In most animal cells, microtubules are focused on the centrosome, an organelle near the nucleus that organizes the microtubule cytoskeleton into a radial array. As a result, they exhibit a property known as `dynamic instability', involving continuous growth and shortening at their plus ends (away from the centrosome). Removal of the centrosome can cause a shift from dynamic instability to a behaviour called `treadmilling', in which the uncapped minus ends are continuously depolymerized, leading to an increase in the concentration of microtubule monomer that gives rise to persistent growth at plus ends. Treadmilling occurs when the rate of plus-end growth matches that of minus-end shortening.

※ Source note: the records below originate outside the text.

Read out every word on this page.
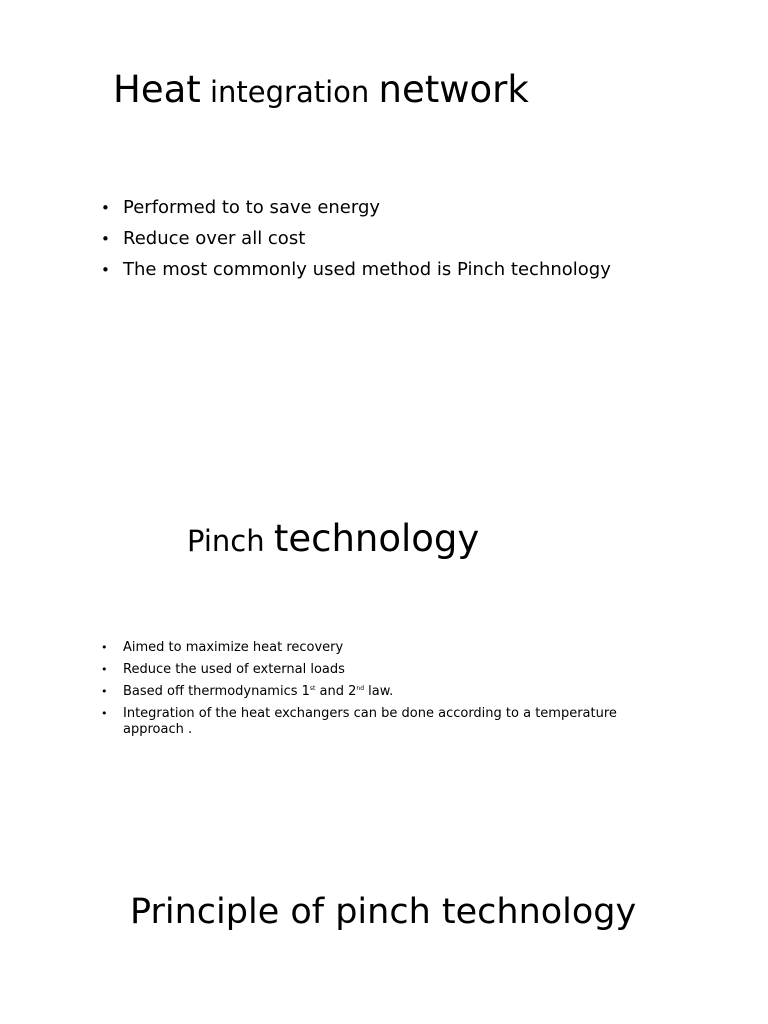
Heat integration network
• Performed to to save energy
• Reduce over all cost
• The most commonly used method is Pinch technology
Pinch technology
• Aimed to maximize heat recovery
• Reduce the used of external loads
• Based off thermodynamics 1st and 2nd law.
• Integration of the heat exchangers can be done according to a temperature approach .
Principle of pinch technology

In terminally differentiated cells, such as neurons and polarized epithelial cells, the microtubule cytoskeleton is not focused on the centrosome. However, these microtubules do not treadmill but rather tend to exhibit dynamic instability. For example, microtubules in neuronal axons grow in vivo from their plus ends only, despite the fact that their minus ends are released from the centrosome. This has led to the proposal that such microtubules are stabilized by other putative factors, such as cytoplasmic g-tubulin.

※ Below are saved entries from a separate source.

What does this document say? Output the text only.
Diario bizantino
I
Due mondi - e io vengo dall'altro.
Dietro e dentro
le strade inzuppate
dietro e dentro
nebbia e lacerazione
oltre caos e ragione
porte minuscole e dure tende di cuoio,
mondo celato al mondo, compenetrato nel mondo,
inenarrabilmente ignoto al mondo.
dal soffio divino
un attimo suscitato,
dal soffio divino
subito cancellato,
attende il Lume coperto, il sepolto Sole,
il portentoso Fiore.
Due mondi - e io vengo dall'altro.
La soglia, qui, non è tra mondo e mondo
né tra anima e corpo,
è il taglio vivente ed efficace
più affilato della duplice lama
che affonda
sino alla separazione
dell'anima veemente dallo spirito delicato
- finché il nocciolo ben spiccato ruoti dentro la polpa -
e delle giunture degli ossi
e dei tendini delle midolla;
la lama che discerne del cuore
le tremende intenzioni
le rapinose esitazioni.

Cell–cell contacts are crucial to the functions of neuronal and epithelial cells, and the formation of such contacts induces cell polarization. On page 797 of this issue, Chausovsky et al. show that the minus ends of microtubules are stabilized by signalling from cadherins, the adhesion receptors of adherens-type cell junctions. This regulation of microtubule dynamics would allow the establishment and maintenance of cell polarization by ensuring that microtubules remain stable when released from the centrosome. Expression of cadherins can initiate cell contact and polarization in normally solitary cells, and the authors used Chinese hamster ovary (CHO) cells expressing E- or N-cadherin to monitor the effects of these receptors on microtubule organization in cells and in centrosome-free cytoplasts. They found that cadherin expression prevents the reduction in microtubule density that normally accompanies removal of the centrosome in fibroblasts. The picture shows the distribution of microtubules (red) in a CHO cell expressing N-cadherin (the centrosome is shown in green).

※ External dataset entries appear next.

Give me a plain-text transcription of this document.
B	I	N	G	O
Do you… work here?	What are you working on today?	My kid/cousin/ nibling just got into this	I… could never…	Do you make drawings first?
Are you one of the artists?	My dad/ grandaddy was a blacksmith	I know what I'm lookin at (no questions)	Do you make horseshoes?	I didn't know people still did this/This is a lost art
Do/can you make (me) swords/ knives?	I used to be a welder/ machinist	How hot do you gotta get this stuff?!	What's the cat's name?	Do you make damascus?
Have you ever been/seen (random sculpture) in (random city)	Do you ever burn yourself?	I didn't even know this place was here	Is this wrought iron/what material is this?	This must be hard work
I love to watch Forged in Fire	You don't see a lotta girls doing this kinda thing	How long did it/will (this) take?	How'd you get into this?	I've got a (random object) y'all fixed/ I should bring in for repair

Chausovsky and colleagues propose that cadherins initiate a signalling pathway that influences microtubule dynamics by stabilizing minus ends, preventing treadmilling and thereby allowing net elongation. It seems that, although this signalling is direct, expression of cadherins per se is not sufficient for microtubule stabilization. Instead, cell–cell contacts, of which cadherins are an integral part, must be present for this process to occur. This would ensure that as cells form contacts with their neighbours, they are able to relinquish their radial microtubule arrays whilst still retaining sufficient amounts of microtubule polymer.